Já em Montes Claros, medo mesmo tive no catecismo. Aquele inferno que nunca acaba, chamas eternas, pavores. E as dúvidas do que era pecado mortal, venial. Quaresma, panos roxos cobrem os santos, carne nenhuma à mesa. Os olhares tristes das imagens, os ferimentos de cristo. Os dez mandamentos, os sete pecados capitais. A proibição do ócio, do sexo, da raiva, da alegria, das expressões de emoções. Eu era pecador e não sabia. Antes eventualmente sofria, agora o sofrimento estava dentro de mim, constante. À crueldade dos adultos se somou a das crianças.
Mamãe definiu: brigou na rua, apanha em casa. Inseguro, provocado, tirava os óculos, fechava os olhos, dobrava o corpo e dava murros às cegas. Apanhava na rua, apanhava em casa.
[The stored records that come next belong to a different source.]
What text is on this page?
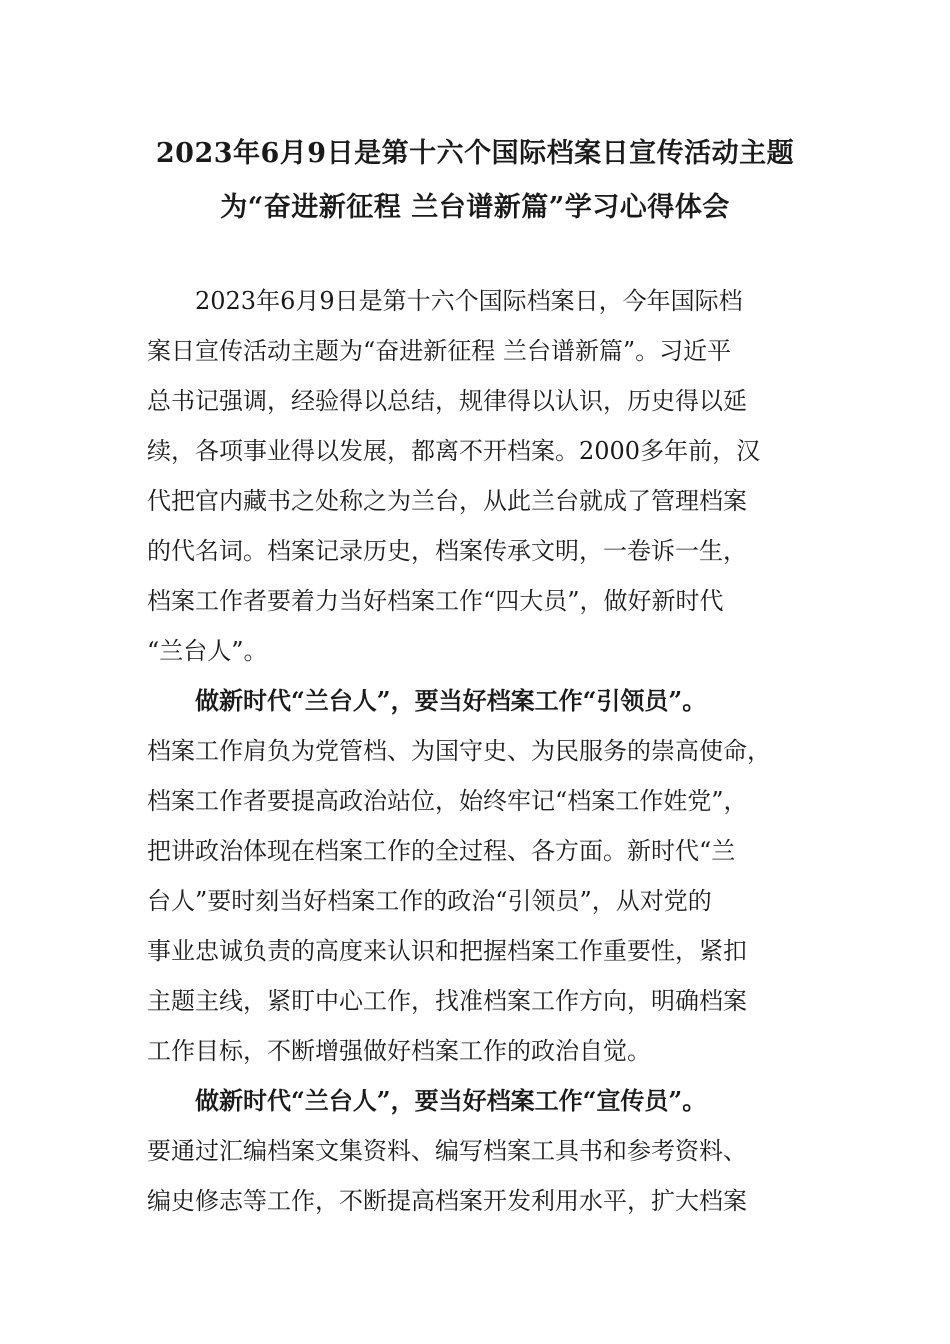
2023年6月9日是第十六个国际档案日宣传活动主题
为“奋进新征程 兰台谱新篇”学习心得体会
2023年6月9日是第十六个国际档案日，今年国际档
案日宣传活动主题为“奋进新征程 兰台谱新篇”。习近平
总书记强调，经验得以总结，规律得以认识，历史得以延
续，各项事业得以发展，都离不开档案。2000多年前，汉
代把官内藏书之处称之为兰台，从此兰台就成了管理档案
的代名词。档案记录历史，档案传承文明，一卷诉一生，
档案工作者要着力当好档案工作“四大员”，做好新时代
“兰台人”。
做新时代“兰台人”，要当好档案工作“引领员”。
档案工作肩负为党管档、为国守史、为民服务的崇高使命，
档案工作者要提高政治站位，始终牢记“档案工作姓党”，
把讲政治体现在档案工作的全过程、各方面。新时代“兰
台人”要时刻当好档案工作的政治“引领员”，从对党的
事业忠诚负责的高度来认识和把握档案工作重要性，紧扣
主题主线，紧盯中心工作，找准档案工作方向，明确档案
工作目标，不断增强做好档案工作的政治自觉。
做新时代“兰台人”，要当好档案工作“宣传员”。
要通过汇编档案文集资料、编写档案工具书和参考资料、
编史修志等工作，不断提高档案开发利用水平，扩大档案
Até hoje não sei brigar.
Mas brincava de roda, pegador, seu rei mandou dizer. Ouvia serenatas, me lambuzava de manga, pipoca era uma festa. O cheiro que a chuva provoca na terra, finca, bilboquê, luta de espadas, queimada, papagaio na linha, pé no chão.
Latim, matemática, desenho, trabalhos manuais, português, geografia, religião, história. Um pouco de francês, inglês, coral. Recreio, trabalho na cantina. Férias. São João, passeios no mato, banho de rio. Tarzan, Mandrake, Fantasma, Cavaleiro Negro, Zorro. Matinê, seriado, Rock Lane, Roy Rogers, Kung Fu.
A boiada passando na porta de casa. Os compromissos escolares, as obrigações caseiras – comprar o pão, engraxar sapatos, passar cera no assoalho, arrumar a cama, levar e trazer o que for preciso, eventualmente buscar marmita. E olhares afetuosos de quem gostava de si. E de mim.